Almost as soon as [the flying pilot, 32-year-old Pierre-Cédric] Bonin pulls up into a climb, the plane's computer reacts. A warning chime alerts the cockpit to the fact that they are leaving their programmed altitude. Then the stall warning sounds. This is a synthesized human voice that repeatedly calls out, "Stall!" in English, followed by a loud and intentionally annoying sound called a "cricket." A stall is a potentially dangerous situation that can result from flying too slowly. At a critical speed, a wing suddenly becomes much less effective at generating lift, and a plane can plunge precipitously. All pilots are trained to push the controls forward when they're at risk of a stall so the plane will dive and gain speed.
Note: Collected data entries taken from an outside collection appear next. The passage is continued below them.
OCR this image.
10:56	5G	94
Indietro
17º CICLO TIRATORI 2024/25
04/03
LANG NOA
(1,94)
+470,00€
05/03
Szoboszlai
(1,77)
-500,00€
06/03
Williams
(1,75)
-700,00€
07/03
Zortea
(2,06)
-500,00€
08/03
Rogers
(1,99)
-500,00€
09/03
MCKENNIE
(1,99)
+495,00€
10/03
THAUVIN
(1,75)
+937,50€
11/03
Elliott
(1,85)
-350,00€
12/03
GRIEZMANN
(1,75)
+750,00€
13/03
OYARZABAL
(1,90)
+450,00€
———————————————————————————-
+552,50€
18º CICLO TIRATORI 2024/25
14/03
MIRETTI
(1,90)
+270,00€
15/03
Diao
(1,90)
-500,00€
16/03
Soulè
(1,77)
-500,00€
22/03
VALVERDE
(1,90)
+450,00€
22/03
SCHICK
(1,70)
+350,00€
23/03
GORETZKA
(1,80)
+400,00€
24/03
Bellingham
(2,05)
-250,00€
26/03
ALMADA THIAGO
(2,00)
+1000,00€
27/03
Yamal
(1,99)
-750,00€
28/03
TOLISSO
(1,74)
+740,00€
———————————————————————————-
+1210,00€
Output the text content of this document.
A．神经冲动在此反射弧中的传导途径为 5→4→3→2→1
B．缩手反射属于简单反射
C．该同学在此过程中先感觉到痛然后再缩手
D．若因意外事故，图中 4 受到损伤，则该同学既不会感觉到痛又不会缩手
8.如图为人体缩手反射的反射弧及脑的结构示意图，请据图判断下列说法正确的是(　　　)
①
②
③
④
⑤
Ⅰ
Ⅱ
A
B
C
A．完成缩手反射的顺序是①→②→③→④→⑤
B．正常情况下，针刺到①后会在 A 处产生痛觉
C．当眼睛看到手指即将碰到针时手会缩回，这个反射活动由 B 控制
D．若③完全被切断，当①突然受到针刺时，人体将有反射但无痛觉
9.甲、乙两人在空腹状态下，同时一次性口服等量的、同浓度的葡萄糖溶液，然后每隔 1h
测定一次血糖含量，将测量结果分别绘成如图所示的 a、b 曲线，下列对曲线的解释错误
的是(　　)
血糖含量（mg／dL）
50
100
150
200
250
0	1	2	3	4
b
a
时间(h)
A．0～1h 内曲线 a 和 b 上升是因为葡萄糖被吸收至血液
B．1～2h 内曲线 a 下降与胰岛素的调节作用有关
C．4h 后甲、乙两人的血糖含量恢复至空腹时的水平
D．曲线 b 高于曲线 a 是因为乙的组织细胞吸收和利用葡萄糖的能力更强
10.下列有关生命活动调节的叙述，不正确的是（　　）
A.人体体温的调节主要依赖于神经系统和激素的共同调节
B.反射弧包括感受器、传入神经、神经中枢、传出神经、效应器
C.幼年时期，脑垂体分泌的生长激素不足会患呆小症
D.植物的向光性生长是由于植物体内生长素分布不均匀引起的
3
The Airbus's stall alarm is designed to be impossible to ignore. Yet for the duration of the flight, none of the pilots will mention it, or acknowledge the possibility that the plane has indeed stalled—even though the word "Stall!" will blare through the cockpit 75 times. Throughout, Bonin will keep pulling back on the stick, the exact opposite of what he must do to recover from the stall.

The article includes a good portion of the CVR transcript in both French and English, including the moment seconds before the crash when the plane's captain—who was sitting in the jumpseat and not at the controls—finally realizes what Bonin is doing wrong.

It's a startling example of a pilot forgetting basic flying principles and a crew that fails to manage its own communications.

Snow big deal yet

Chicago might get measurable snowfall tonight, which would be the fourth-latest first fall in history and the first since April 18th:

Though flurries have been observed within the city limits four times this month and seven times since the snow season began this year on Nov. 9, the only "measurable snow" which has fallen has been across the northern suburbs.

That may change as a light-snow-generating disturbance swings across the metro area Thursday night. The system's approach will become more and more evident Thursday as sunshine is filtered by an influx of clouds out ahead of the disturbance's light snow, particularly Thursday afternoon and evening.

But:

If there's a snowstorm in Chicago's future the next two weeks, there is NO computer model consensus on it at this point. That can change fairly quickly this time of year. But for now, Thursday night's wave of light snowfall is the only definitive snow threat the metro area faces in the short term.